Now about whether the comments should be open or closed, Nikki gave me a beautiful picture during that Seedlings conversation. I thank her for that and have decided to share it here...
"...I come from a tradition where much prayer is corporate— we lift together the private intentions of our hearts in words we can sing and speak together. The candles you have on the top of the page are the sort of candles one finds in every almost every Orthodox church. When one enters, one often takes a beeswax candle or two, lighting them and placing them in sand before an icon or in a holder like the one in the photo— always with a prayer, and those prayers are as many and varied as the hands that light and place the candles. Those candles burn, beacons of each individual intention, while the whole church prays and sings in one voice and all of our prayers rise symbolically in the incense that wafts heavenward.
Perhaps your blog is your candle. It's your quiet intention in the midst of our incense cloud of prayers.
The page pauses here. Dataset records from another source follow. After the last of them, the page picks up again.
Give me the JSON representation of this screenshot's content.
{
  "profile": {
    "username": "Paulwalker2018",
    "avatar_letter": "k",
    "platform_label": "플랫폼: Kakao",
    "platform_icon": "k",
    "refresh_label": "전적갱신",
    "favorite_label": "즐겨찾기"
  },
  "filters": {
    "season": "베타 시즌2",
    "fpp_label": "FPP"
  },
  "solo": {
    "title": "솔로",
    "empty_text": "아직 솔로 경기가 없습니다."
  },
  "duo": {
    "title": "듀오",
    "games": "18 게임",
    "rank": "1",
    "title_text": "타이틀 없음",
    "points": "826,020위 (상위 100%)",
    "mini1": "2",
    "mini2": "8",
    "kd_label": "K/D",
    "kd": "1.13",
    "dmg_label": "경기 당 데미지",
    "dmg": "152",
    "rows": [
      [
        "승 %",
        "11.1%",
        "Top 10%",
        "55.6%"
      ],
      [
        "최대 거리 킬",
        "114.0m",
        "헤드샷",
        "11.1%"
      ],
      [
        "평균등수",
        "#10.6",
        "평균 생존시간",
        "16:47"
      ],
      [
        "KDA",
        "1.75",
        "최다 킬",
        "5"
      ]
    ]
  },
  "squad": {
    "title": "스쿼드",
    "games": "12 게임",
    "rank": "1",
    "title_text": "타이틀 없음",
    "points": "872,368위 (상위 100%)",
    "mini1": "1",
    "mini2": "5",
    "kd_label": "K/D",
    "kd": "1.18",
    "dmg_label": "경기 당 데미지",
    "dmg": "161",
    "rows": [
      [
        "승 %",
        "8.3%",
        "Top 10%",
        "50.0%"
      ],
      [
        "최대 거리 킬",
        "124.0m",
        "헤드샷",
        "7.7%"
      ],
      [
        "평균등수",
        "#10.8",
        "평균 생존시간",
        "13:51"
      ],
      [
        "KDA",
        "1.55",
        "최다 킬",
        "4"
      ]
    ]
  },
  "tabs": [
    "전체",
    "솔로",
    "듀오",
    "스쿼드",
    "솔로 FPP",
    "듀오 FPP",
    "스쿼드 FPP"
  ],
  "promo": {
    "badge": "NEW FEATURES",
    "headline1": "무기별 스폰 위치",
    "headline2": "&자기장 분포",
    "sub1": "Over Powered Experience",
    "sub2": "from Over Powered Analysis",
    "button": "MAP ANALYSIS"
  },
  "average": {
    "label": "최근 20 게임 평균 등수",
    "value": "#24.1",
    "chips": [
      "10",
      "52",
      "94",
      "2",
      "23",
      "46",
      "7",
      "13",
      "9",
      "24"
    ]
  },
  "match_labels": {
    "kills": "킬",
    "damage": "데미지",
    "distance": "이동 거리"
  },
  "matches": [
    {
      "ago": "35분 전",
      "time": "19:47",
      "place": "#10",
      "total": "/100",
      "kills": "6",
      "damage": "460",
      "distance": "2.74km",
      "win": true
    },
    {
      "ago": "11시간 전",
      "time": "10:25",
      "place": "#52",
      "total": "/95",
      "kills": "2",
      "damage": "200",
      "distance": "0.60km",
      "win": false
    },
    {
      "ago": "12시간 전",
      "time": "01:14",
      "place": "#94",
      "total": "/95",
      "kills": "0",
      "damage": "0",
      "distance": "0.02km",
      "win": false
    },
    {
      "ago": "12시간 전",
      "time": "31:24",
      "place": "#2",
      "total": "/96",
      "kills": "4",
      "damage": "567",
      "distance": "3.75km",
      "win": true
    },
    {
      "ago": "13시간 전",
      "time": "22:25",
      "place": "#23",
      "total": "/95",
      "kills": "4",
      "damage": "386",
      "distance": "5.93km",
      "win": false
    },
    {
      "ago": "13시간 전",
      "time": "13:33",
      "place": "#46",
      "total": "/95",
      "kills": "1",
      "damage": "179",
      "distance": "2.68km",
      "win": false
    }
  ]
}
The beauty of the comments that are in the right spirit is that they become other candles in the holder— the whispered prayers others leave behind when they approach the quiet place you have created. They allow the blog itself to be less about you and your private experience, and more about the ways our experiences of the Holy overlap."
So here I am praying out loud. Quite comfortable if you come in and put a candle beside mine or say "Amen." If I don't talk back, comment back, well, please understand... I did learn something from my Catholic mama's "Shhh...." all those childhood years, when I wanted to talk even as the candles flickered through glass cylinders of emerald, ruby, sapphire.
"For everything there is a season... a time to keep silence, and a time to speak." (Ecclesiastes 3:7) Lord, give me the wisdom to know the difference.